Two nested loops check every pair or subarray. The outer loop fixes a starting point, the inner loop extends or searches. For n elements this gives up to n²/2 operations. No extra space, but the quadratic time is prohibitive for large inputs.
Most array problems have an O(n²) brute force (nested loops) and an O(n) optimal (single pass with clever state tracking). The key is identifying what information to maintain as you scan: a running max, a prefix sum, a hash map of seen values, or two pointers.

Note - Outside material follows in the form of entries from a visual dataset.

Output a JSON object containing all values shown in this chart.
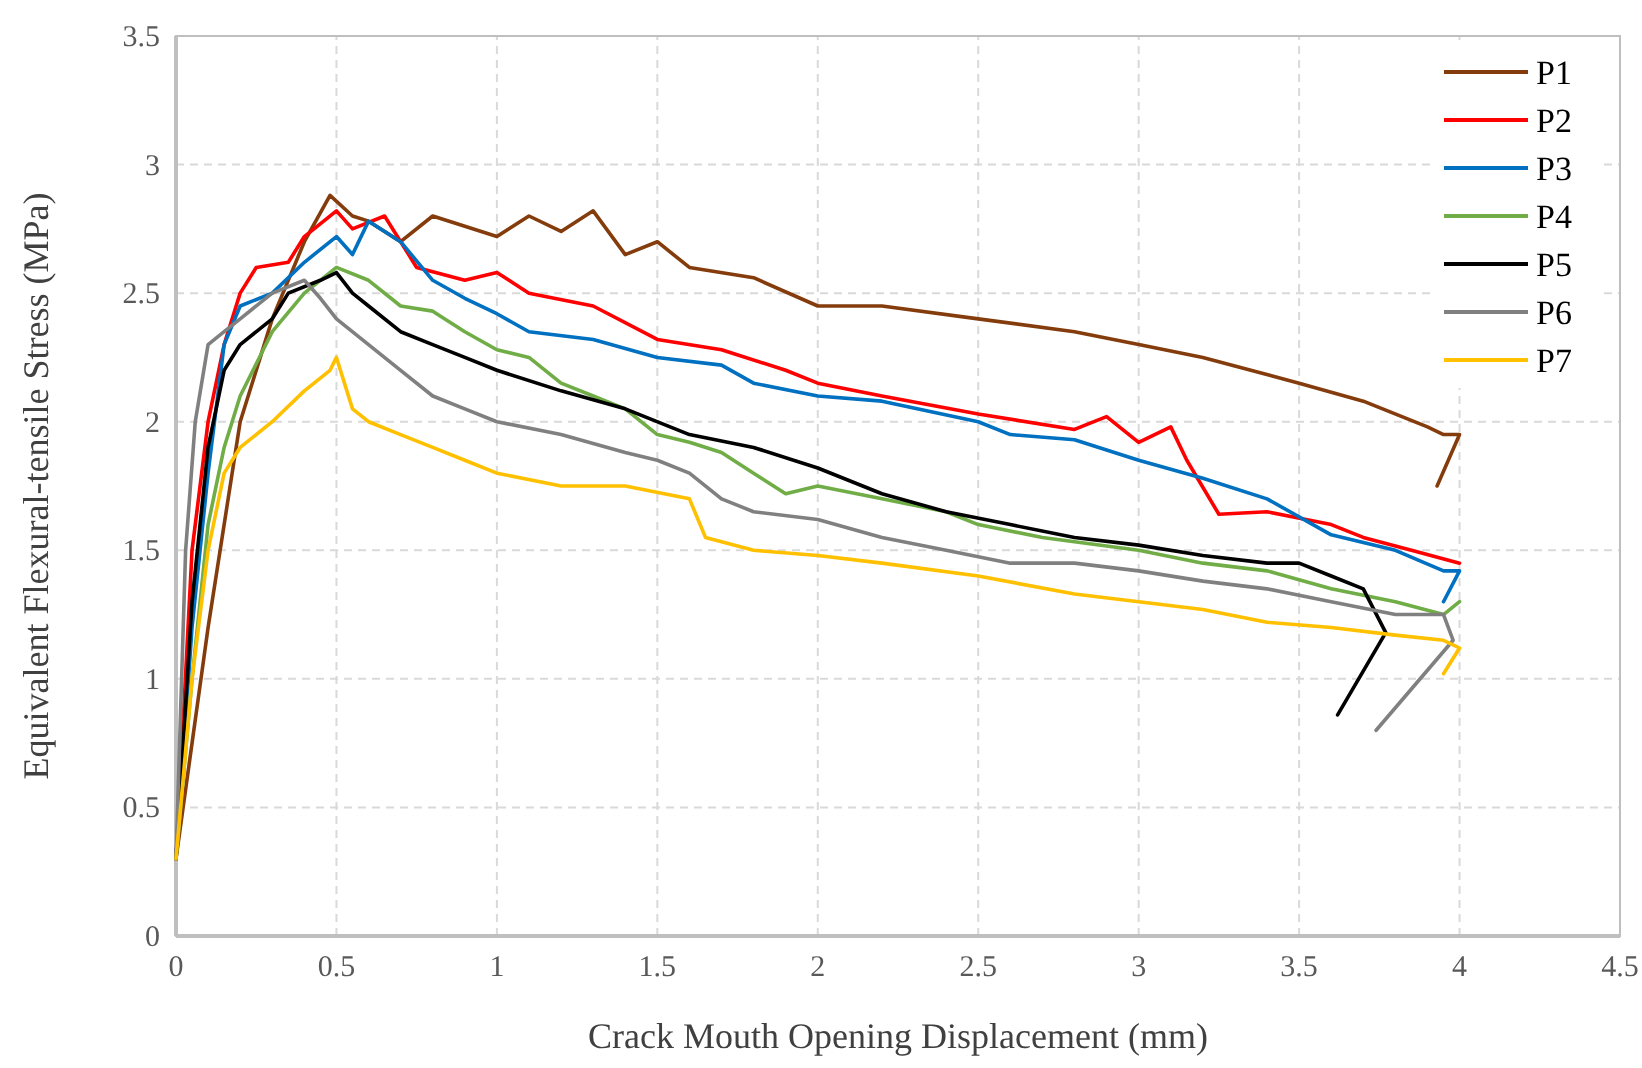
{
  "chart_data": {
    "type": "line",
    "xlabel": "Crack Mouth Opening Displacement (mm)",
    "ylabel": "Equivalent Flexural-tensile Stress (MPa)",
    "xlim": [
      0,
      4.5
    ],
    "xticks": [
      0,
      0.5,
      1,
      1.5,
      2,
      2.5,
      3,
      3.5,
      4,
      4.5
    ],
    "ylim": [
      0,
      3.5
    ],
    "yticks": [
      0,
      0.5,
      1,
      1.5,
      2,
      2.5,
      3,
      3.5
    ],
    "grid": true,
    "legend": "top right",
    "marker": "none",
    "line_style": "solid",
    "series": [
      {
        "name": "P1",
        "color": "#843c0c",
        "x": [
          0,
          0.1,
          0.2,
          0.3,
          0.4,
          0.48,
          0.55,
          0.6,
          0.7,
          0.8,
          0.9,
          1.0,
          1.1,
          1.2,
          1.3,
          1.4,
          1.5,
          1.6,
          1.8,
          2.0,
          2.2,
          2.5,
          2.8,
          3.0,
          3.2,
          3.5,
          3.7,
          3.9,
          3.95,
          4.0,
          3.93
        ],
        "values": [
          0.3,
          1.2,
          2.0,
          2.4,
          2.7,
          2.88,
          2.8,
          2.78,
          2.7,
          2.8,
          2.76,
          2.72,
          2.8,
          2.74,
          2.82,
          2.65,
          2.7,
          2.6,
          2.56,
          2.45,
          2.45,
          2.4,
          2.35,
          2.3,
          2.25,
          2.15,
          2.08,
          1.98,
          1.95,
          1.95,
          1.75
        ]
      },
      {
        "name": "P2",
        "color": "#ff0000",
        "x": [
          0,
          0.05,
          0.1,
          0.15,
          0.2,
          0.25,
          0.35,
          0.4,
          0.5,
          0.55,
          0.65,
          0.75,
          0.9,
          1.0,
          1.1,
          1.3,
          1.5,
          1.7,
          1.9,
          2.0,
          2.2,
          2.5,
          2.8,
          2.9,
          3.0,
          3.1,
          3.15,
          3.25,
          3.4,
          3.6,
          3.7,
          3.85,
          4.0
        ],
        "values": [
          0.3,
          1.5,
          2.0,
          2.3,
          2.5,
          2.6,
          2.62,
          2.72,
          2.82,
          2.75,
          2.8,
          2.6,
          2.55,
          2.58,
          2.5,
          2.45,
          2.32,
          2.28,
          2.2,
          2.15,
          2.1,
          2.03,
          1.97,
          2.02,
          1.92,
          1.98,
          1.85,
          1.64,
          1.65,
          1.6,
          1.55,
          1.5,
          1.45
        ]
      },
      {
        "name": "P3",
        "color": "#0070c0",
        "x": [
          0,
          0.05,
          0.1,
          0.15,
          0.2,
          0.3,
          0.4,
          0.5,
          0.55,
          0.6,
          0.7,
          0.8,
          0.9,
          1.0,
          1.1,
          1.3,
          1.5,
          1.7,
          1.8,
          2.0,
          2.2,
          2.5,
          2.6,
          2.8,
          3.0,
          3.2,
          3.4,
          3.6,
          3.8,
          3.95,
          4.0,
          3.95
        ],
        "values": [
          0.3,
          1.2,
          1.8,
          2.3,
          2.45,
          2.5,
          2.62,
          2.72,
          2.65,
          2.78,
          2.7,
          2.55,
          2.48,
          2.42,
          2.35,
          2.32,
          2.25,
          2.22,
          2.15,
          2.1,
          2.08,
          2.0,
          1.95,
          1.93,
          1.85,
          1.78,
          1.7,
          1.56,
          1.5,
          1.42,
          1.42,
          1.3
        ]
      },
      {
        "name": "P4",
        "color": "#70ad47",
        "x": [
          0,
          0.05,
          0.1,
          0.15,
          0.2,
          0.3,
          0.4,
          0.5,
          0.6,
          0.7,
          0.8,
          0.9,
          1.0,
          1.1,
          1.2,
          1.3,
          1.4,
          1.5,
          1.6,
          1.7,
          1.8,
          1.9,
          2.0,
          2.2,
          2.4,
          2.5,
          2.7,
          3.0,
          3.2,
          3.4,
          3.6,
          3.8,
          3.95,
          4.0
        ],
        "values": [
          0.3,
          1.0,
          1.6,
          1.9,
          2.1,
          2.35,
          2.5,
          2.6,
          2.55,
          2.45,
          2.43,
          2.35,
          2.28,
          2.25,
          2.15,
          2.1,
          2.05,
          1.95,
          1.92,
          1.88,
          1.8,
          1.72,
          1.75,
          1.7,
          1.65,
          1.6,
          1.55,
          1.5,
          1.45,
          1.42,
          1.35,
          1.3,
          1.25,
          1.3
        ]
      },
      {
        "name": "P5",
        "color": "#000000",
        "x": [
          0,
          0.05,
          0.1,
          0.15,
          0.2,
          0.3,
          0.35,
          0.45,
          0.5,
          0.55,
          0.6,
          0.7,
          0.8,
          0.9,
          1.0,
          1.2,
          1.4,
          1.6,
          1.8,
          2.0,
          2.2,
          2.4,
          2.6,
          2.8,
          3.0,
          3.2,
          3.4,
          3.5,
          3.6,
          3.7,
          3.77,
          3.62
        ],
        "values": [
          0.3,
          1.3,
          1.9,
          2.2,
          2.3,
          2.4,
          2.5,
          2.55,
          2.58,
          2.5,
          2.45,
          2.35,
          2.3,
          2.25,
          2.2,
          2.12,
          2.05,
          1.95,
          1.9,
          1.82,
          1.72,
          1.65,
          1.6,
          1.55,
          1.52,
          1.48,
          1.45,
          1.45,
          1.4,
          1.35,
          1.18,
          0.86
        ]
      },
      {
        "name": "P6",
        "color": "#808080",
        "x": [
          0,
          0.03,
          0.06,
          0.1,
          0.15,
          0.2,
          0.3,
          0.4,
          0.45,
          0.5,
          0.6,
          0.7,
          0.8,
          0.9,
          1.0,
          1.2,
          1.4,
          1.5,
          1.6,
          1.7,
          1.8,
          2.0,
          2.2,
          2.4,
          2.6,
          2.8,
          3.0,
          3.2,
          3.4,
          3.6,
          3.8,
          3.95,
          3.98,
          3.74
        ],
        "values": [
          0.3,
          1.5,
          2.0,
          2.3,
          2.35,
          2.4,
          2.5,
          2.55,
          2.48,
          2.4,
          2.3,
          2.2,
          2.1,
          2.05,
          2.0,
          1.95,
          1.88,
          1.85,
          1.8,
          1.7,
          1.65,
          1.62,
          1.55,
          1.5,
          1.45,
          1.45,
          1.42,
          1.38,
          1.35,
          1.3,
          1.25,
          1.25,
          1.15,
          0.8
        ]
      },
      {
        "name": "P7",
        "color": "#ffc000",
        "x": [
          0,
          0.05,
          0.1,
          0.15,
          0.2,
          0.3,
          0.4,
          0.48,
          0.5,
          0.55,
          0.6,
          0.7,
          0.8,
          0.9,
          1.0,
          1.2,
          1.4,
          1.6,
          1.65,
          1.8,
          2.0,
          2.2,
          2.5,
          2.8,
          3.0,
          3.2,
          3.4,
          3.6,
          3.8,
          3.95,
          4.0,
          3.95
        ],
        "values": [
          0.3,
          1.0,
          1.5,
          1.8,
          1.9,
          2.0,
          2.12,
          2.2,
          2.25,
          2.05,
          2.0,
          1.95,
          1.9,
          1.85,
          1.8,
          1.75,
          1.75,
          1.7,
          1.55,
          1.5,
          1.48,
          1.45,
          1.4,
          1.33,
          1.3,
          1.27,
          1.22,
          1.2,
          1.17,
          1.15,
          1.12,
          1.02
        ]
      }
    ]
  }
}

Review these before coding to avoid predictable interview regressions.
Wrong move: Loop endpoints miss first/last candidate.
Usually fails on: Fails on minimal arrays and exact-boundary answers.
Fix: Re-derive loops from inclusive/exclusive ranges before coding.
Wrong move: Temporary multiplications exceed integer bounds.
Usually fails on: Large inputs wrap around unexpectedly.
Fix: Use wider types, modular arithmetic, or rearranged operations.